Albert Woodfox, lui, y croupit toujours, refusant de renier son engagement politique pour l’organisation des prisonniers Noirs, la résistance à l’esclavage moderne des prisons, la défense des droits des prisonniers, et affirmant son innocence. Les autorités pénitentiaires refusent de le libérer et de mettre fin à son isolement malgré le fait que son procès ait été déjà invalidé trois fois pour discrimination raciale.
Reflet de l’organisation populaire portée par le Black Panther Party, la vie d’Albert Woodfox témoigne de la lutte populaire et politique pour l’auto-défense et la libération de la communauté Noire s’attaquant à toutes les réalités de l’oppression raciale et économique du peuple Noir : des quartiers à la prison, de la traite négrière à l’esclavage industriel du travail carcéral, de l’aliénation culturelle et mentale à l’écrasement institutionnel.
Dans ce court texte publié le 23 avril 2014, Woodfox s’adresse à un psychologue envoyé par l’institution judiciaire ayant le pouvoir de légitimer un isolement de plus de quarante années. Il lui répond à quel point seul quelqu’un comprenant le sens de la lutte pour l’autodétermination et la résistance à l’oppression peut appréhender une telle sentence, non pas dans le sens d’une « peine », mais comme une réalité historique et politique : le point central de l’oppression du peuple Noir, de la domination capitaliste et dans le même temps le point de départ d’une prise de conscience de soi et de sa puissance d’agir.

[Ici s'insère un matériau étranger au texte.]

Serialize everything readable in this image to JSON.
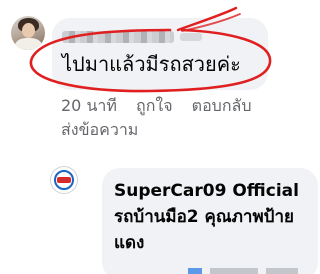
{
  "comment": {
    "text": "ไปมาแล้วมีรถสวยค่ะ",
    "time": "20 นาที",
    "like_label": "ถูกใจ",
    "reply_label": "ตอบกลับ",
    "send_label": "ส่งข้อความ"
  },
  "reply": {
    "author_text": "SuperCar09 Official รถบ้านมือ2 คุณภาพป้ายแดง"
  },
  "colors": {
    "bubble": "#f0f2f5",
    "text": "#050505",
    "meta": "#65676b",
    "annotation": "#e02020",
    "brand": "#1a64c8"
  }
}
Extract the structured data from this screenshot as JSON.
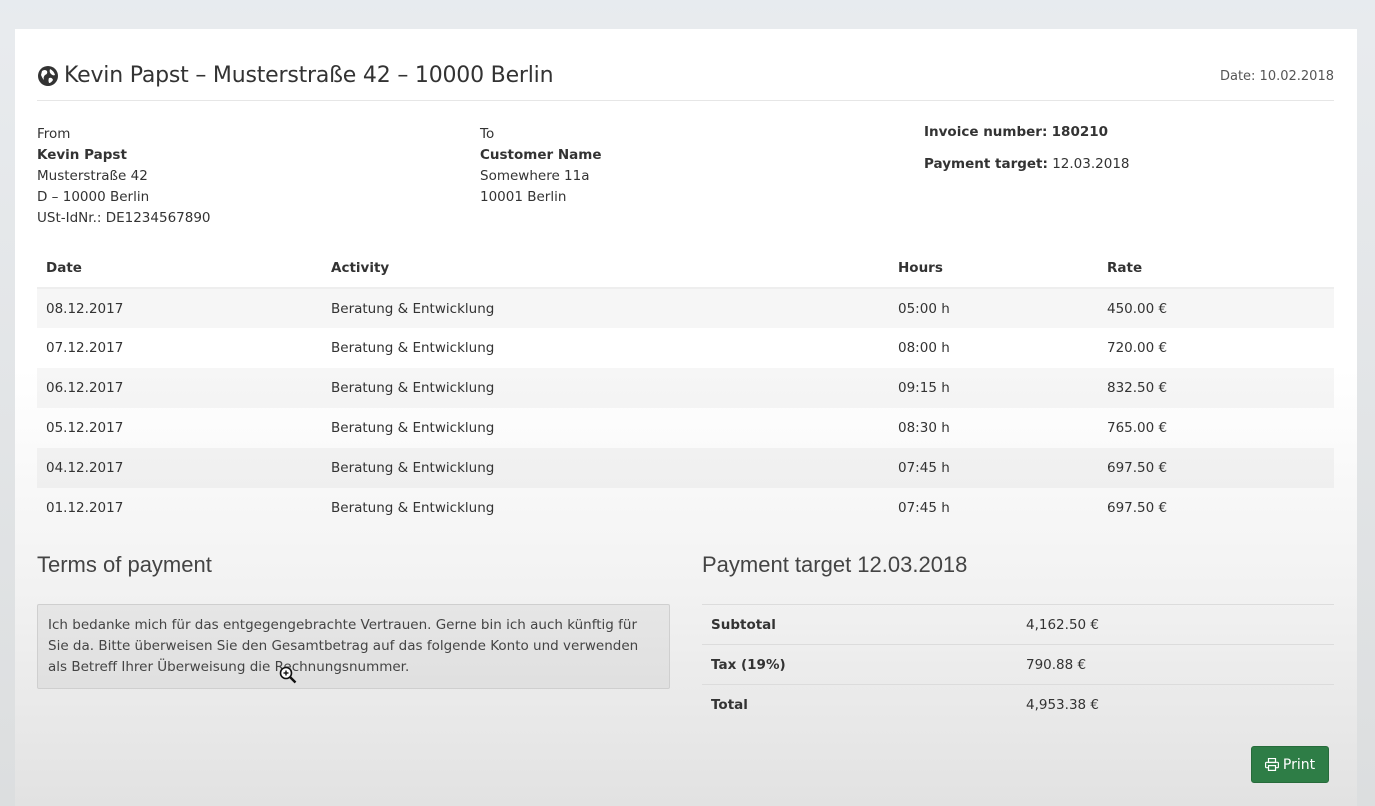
{
  "header": {
    "title": "Kevin Papst – Musterstraße 42 – 10000 Berlin",
    "date": "Date: 10.02.2018",
    "icon": "globe-icon"
  },
  "from": {
    "label": "From",
    "name": "Kevin Papst",
    "street": "Musterstraße 42",
    "city": "D – 10000 Berlin",
    "vat": "USt-IdNr.: DE1234567890"
  },
  "to": {
    "label": "To",
    "name": "Customer Name",
    "street": "Somewhere 11a",
    "city": "10001 Berlin"
  },
  "invoice": {
    "number_label": "Invoice number:",
    "number": "180210",
    "target_label": "Payment target:",
    "target": "12.03.2018"
  },
  "items": {
    "headers": [
      "Date",
      "Activity",
      "Hours",
      "Rate"
    ],
    "rows": [
      [
        "08.12.2017",
        "Beratung & Entwicklung",
        "05:00 h",
        "450.00 €"
      ],
      [
        "07.12.2017",
        "Beratung & Entwicklung",
        "08:00 h",
        "720.00 €"
      ],
      [
        "06.12.2017",
        "Beratung & Entwicklung",
        "09:15 h",
        "832.50 €"
      ],
      [
        "05.12.2017",
        "Beratung & Entwicklung",
        "08:30 h",
        "765.00 €"
      ],
      [
        "04.12.2017",
        "Beratung & Entwicklung",
        "07:45 h",
        "697.50 €"
      ],
      [
        "01.12.2017",
        "Beratung & Entwicklung",
        "07:45 h",
        "697.50 €"
      ]
    ]
  },
  "terms": {
    "title": "Terms of payment",
    "text": "Ich bedanke mich für das entgegengebrachte Vertrauen. Gerne bin ich auch künftig für Sie da. Bitte überweisen Sie den Gesamtbetrag auf das folgende Konto und verwenden als Betreff Ihrer Überweisung die Rechnungsnummer."
  },
  "summary": {
    "title": "Payment target 12.03.2018",
    "subtotal_label": "Subtotal",
    "subtotal": "4,162.50 €",
    "tax_label": "Tax (19%)",
    "tax": "790.88 €",
    "total_label": "Total",
    "total": "4,953.38 €"
  },
  "actions": {
    "print_label": "Print",
    "print_icon": "printer-icon",
    "print_color": "#2e7d46"
  }
}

C’est la force politique de cette résistance et l’héritage de combattants révolutionnaires qui ont fait tenir Albert Woodfox durant ces 42 années d’isolement, et ce sont eux qui doivent alimenter la campagne de solidarité internationale pour sa libération et contre le système oppressif raciste des prisons états-uniennes.
Pour lui écrire :
Albert Woodfox
#72148
David Wade Correctional Center, N1 A3
670 Bell Hill Rd.
Homer, LA 71040
Pour lui apporter un soutien financier :
www.jpay.com (#00072148)
Texte traduit et présenté par les Éditions Premiers Matins de Novembre
pmneditions@gmail.com
Quand je me remémore certaines choses que j’ai faites étant plus jeune, lorsque j’apprenais à survivre dans le quartier de Six Ward Highsteppers à la Nouvelle-Orléans, je réalise que la société m’enseignait à être l’ennemi des pauvres, des ignorants et même celui de mon propre peuple. Je déplore certaines choses que j’ai faites à l’époque. Et parfois, je me demande ce que je serai devenu si rien de tout cela ne s’était passé de cette manière.
Mais mon engagement au sein du Black Panther Party lorsque j’étais à New York, m’a offert une autre possibilité de survie. Cet engagement a changé la donne. Les Black Panthers étaient les premiers Noirs que je n’ai jamais vu avoir peur. En les regardant, en leur parlant et en apprenant d’eux, ma vie a changé à jamais. C’était la première fois que j’entendais une voix plus forte que celle de la rue. Et quand je retournai en Louisiane et que je fus envoyé à Angola, le programme en dix points du Black Panther Party m’accompagna.
Le programme en dix points parlait d’autodétermination, d’assumer ses responsabilités en matière de prise de décision personnelle, s’agissant de ta vie, de ta communauté. C’est alors que j’ai commencé à réaliser que je pouvais modifier le cours des choses. Que je voulais le faire et que j’étais en colère. J’étais de toutes les radicalités et absolument convaincu que des changements sociaux majeurs en Amérique étaient à portée de main.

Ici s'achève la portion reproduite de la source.